彼女がブラフマーををはじめとする他の子供たちを創造しているのは、あなたの存在によってなのです。三グナから構成されるマーヤーが存在するのは、支えとしてあなたと共に在るからであります。
彼女が絶えず衆生の三つのタイプ――サートウィカ(白)である者、ラジャサ(赤)である者、タマサ(黒)である者――に生を与えているのは、あなたの支えによってなのです。これら三界のこの巨大な家族の中で、あなたは真にその一家の主であられます。
あなたはヴィシュヌ、そしてシーターはラクシュミー・デーヴィー。
あなたはシヴァ、そしてシーターはパールヴァティー。
あなたはブラフマー、そしてシーターはサラスヴァティー。
あなたは太陽神スーリヤ、そしてシーターはプラバー(光輝)。
あなたは月神シャシャーンカ、そしてシーターは吉兆なるローヒニー。
あなたはインドラ、そしてシーターはインドラーニー。
あなたは火神アグニ、そしてシーターはスワーハー。
あなたは一切を破壊する時(カーラ)であるヤマ、そしてシーターはそのコンソートのサムヤミーニー。
あなたは、ああ、世界の主よ、ニッリティであり、シーターはそのコンソートのタマシーであります。
あなたはヴァルナ、そしてシーターはそのコンソートのバルガヴィー。
あなたは風神ヴァ―ユ、そしてシーターはサダガティー。
あなたはクベーラ、ああ、ラーマよ、そしてシーターは繁栄であられます。
あなたは破壊者ルドラ、そしてシーターはルドラーニー。
簡潔に申し上げますと、この宇宙に存在する女性の御姿はすべて、吉兆なるシーターであられるのです。そして、この世に存在するすべての男性の御姿は、あなたであられるのです。
おお、ラグ族の子孫よ! ゆえに、これらの三界においては、あなた方お二人以外に誰も存在していないのです。
不可分性(アヴィヤークリタ)は、真にあなたの反映から生じた無智の範疇であります。そこから、マハータットヴァ(大原因)が生じ、そこからストラートマン(無数の『私』という感覚)が生じ、さらにそこから、無数の微細な身体(リンガ)が生じるのです。

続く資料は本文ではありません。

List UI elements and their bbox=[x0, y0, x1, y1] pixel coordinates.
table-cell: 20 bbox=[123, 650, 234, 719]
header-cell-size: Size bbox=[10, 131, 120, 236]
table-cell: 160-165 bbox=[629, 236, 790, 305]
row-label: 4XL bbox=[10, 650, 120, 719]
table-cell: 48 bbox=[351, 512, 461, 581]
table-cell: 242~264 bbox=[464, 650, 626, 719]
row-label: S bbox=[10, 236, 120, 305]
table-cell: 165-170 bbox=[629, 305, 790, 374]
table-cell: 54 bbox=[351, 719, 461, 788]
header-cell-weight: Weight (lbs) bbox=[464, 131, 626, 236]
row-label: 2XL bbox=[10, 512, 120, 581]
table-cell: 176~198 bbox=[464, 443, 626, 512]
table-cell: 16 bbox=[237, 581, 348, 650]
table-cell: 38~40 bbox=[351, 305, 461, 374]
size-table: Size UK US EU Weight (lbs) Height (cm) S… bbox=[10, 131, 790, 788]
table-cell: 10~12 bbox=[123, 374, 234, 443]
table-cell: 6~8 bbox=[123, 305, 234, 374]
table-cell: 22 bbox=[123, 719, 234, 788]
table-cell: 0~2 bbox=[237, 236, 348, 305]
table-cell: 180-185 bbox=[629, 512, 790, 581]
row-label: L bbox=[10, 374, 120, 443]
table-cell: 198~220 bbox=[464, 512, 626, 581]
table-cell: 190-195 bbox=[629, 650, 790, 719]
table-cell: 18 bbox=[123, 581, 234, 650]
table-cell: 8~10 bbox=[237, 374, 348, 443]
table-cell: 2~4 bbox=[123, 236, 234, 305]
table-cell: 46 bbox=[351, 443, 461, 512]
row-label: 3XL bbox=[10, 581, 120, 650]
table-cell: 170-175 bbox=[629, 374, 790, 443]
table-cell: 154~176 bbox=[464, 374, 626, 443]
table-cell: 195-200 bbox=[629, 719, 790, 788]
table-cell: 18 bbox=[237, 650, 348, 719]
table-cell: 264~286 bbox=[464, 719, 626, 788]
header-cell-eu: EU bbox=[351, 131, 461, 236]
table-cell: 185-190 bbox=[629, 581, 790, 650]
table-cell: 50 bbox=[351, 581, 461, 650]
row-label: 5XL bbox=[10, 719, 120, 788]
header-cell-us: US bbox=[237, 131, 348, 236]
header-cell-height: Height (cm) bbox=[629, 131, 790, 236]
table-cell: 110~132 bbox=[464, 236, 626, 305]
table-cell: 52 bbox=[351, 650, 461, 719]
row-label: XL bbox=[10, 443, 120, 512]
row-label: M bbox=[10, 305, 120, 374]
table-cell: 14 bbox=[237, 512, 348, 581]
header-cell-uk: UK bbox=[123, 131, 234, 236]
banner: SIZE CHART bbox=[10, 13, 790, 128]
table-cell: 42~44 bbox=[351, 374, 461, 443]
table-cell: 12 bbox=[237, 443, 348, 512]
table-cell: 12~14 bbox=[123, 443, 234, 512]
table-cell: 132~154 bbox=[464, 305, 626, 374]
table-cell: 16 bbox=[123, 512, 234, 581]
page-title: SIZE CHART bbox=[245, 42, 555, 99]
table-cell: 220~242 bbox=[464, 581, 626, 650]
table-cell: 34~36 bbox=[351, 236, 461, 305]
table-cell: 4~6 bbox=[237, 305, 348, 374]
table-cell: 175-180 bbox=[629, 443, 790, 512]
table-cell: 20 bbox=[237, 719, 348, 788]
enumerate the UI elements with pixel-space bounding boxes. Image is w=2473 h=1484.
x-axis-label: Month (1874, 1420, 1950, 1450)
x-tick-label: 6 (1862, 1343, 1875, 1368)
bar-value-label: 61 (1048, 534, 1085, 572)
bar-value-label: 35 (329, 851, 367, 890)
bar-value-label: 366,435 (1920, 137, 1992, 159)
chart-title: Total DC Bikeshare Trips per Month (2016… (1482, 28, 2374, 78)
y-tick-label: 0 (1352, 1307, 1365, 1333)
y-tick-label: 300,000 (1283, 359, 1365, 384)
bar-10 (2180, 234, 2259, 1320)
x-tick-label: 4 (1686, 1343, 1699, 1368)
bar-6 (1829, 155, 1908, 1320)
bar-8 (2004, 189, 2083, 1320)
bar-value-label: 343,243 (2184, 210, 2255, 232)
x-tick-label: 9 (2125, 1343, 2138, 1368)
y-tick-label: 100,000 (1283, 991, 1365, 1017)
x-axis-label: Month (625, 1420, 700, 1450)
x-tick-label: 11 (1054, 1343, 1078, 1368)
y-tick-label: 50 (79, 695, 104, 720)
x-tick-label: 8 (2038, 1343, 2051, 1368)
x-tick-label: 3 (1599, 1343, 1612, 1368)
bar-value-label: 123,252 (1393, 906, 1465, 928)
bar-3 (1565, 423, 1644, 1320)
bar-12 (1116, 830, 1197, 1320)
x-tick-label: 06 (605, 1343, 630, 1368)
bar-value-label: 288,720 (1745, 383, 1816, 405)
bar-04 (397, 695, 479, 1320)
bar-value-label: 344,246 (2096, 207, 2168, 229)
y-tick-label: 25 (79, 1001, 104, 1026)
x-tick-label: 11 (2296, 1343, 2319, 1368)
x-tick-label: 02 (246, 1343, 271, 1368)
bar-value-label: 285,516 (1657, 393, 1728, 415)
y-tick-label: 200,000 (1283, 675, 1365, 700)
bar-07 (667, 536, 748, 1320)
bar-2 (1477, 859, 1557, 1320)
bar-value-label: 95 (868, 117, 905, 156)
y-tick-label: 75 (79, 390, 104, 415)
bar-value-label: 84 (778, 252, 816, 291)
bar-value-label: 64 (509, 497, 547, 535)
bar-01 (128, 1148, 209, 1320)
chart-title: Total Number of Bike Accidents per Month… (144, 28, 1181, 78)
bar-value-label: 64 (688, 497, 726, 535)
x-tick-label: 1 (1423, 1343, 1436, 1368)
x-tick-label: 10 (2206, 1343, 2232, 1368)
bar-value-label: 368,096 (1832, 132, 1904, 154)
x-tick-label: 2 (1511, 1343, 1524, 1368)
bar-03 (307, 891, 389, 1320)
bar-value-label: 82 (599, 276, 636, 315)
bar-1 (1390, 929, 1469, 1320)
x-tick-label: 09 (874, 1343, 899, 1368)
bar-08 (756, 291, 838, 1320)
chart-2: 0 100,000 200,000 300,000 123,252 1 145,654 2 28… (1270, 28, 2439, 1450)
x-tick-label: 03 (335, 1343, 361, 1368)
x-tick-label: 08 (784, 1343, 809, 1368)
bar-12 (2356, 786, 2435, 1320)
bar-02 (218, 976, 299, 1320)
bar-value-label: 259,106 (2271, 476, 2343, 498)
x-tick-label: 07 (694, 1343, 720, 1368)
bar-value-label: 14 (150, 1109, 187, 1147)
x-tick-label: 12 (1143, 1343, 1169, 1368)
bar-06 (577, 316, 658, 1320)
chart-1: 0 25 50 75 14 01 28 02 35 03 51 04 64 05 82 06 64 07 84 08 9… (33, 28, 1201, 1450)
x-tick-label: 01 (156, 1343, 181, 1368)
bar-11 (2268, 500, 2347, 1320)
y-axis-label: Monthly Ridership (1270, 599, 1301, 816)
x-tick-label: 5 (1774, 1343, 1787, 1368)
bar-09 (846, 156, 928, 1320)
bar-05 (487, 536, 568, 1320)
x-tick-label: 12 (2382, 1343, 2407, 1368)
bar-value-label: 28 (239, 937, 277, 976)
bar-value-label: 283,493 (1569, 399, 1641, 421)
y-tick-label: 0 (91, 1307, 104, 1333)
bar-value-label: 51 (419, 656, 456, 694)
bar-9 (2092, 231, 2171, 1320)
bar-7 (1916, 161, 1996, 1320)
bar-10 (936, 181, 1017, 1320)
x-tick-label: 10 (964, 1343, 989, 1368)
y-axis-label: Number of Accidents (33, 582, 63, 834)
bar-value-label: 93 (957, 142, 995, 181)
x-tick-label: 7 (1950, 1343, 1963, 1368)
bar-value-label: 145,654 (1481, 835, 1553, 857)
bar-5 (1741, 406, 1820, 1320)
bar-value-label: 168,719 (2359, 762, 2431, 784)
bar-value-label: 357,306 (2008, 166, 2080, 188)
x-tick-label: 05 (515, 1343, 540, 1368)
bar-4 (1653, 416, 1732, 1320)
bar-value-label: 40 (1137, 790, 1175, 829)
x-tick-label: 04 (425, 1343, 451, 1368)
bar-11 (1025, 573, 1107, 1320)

生、死、喜び、苦しみを経験するのは、『私』という感覚からなる観念、ブッディ(知性)、五つの生命エネルギー(プラーナ)、そしてインドリヤ(感覚)です。それは、学者がリンガ・シャリーラ(個々の微細な身体)と呼ぶものなのです。
真にジーヴァと呼ばれるものは、彼(リンガと呼ばれる上記で述べた観念の中の意識の反映)なのです。個々の感覚の中で、それが個々の肉体的身体と共にあるジーヴァである間、身体(ジャガンマーヤー)として宇宙を有しているヒランニャガルバとして顕現するのは、無数の感覚の中の同様の観念の構造なのであります。言葉では表すことができない、無始なるアヴィディヤー(・マーヤー)は、純粋意識が映し出される媒体であるコーザルの付属物(カーラノーパーディ)と呼ばれているものなのです。
純粋意識には、三つの付属物――粗雑、アストラル、コーザル――があります。それらを自分と同一と見なしてしまったとき、それはジーヴァと呼ばれます。無限と個々、それらを持たぬ者、彼が至高者であります。
ああ、ラグ族で最も気高き者よ! あなたは、純粋意識、そして、覚醒、夢、睡眠の三つの状態の性質を持つ輪廻の生とは反対のものであられる目撃者であります。全宇宙はあなたから創造され、あなたの中で維持され、あなたの中に消えていくのです。ゆえに、あなたは真に、一切の顕現の原因であられます。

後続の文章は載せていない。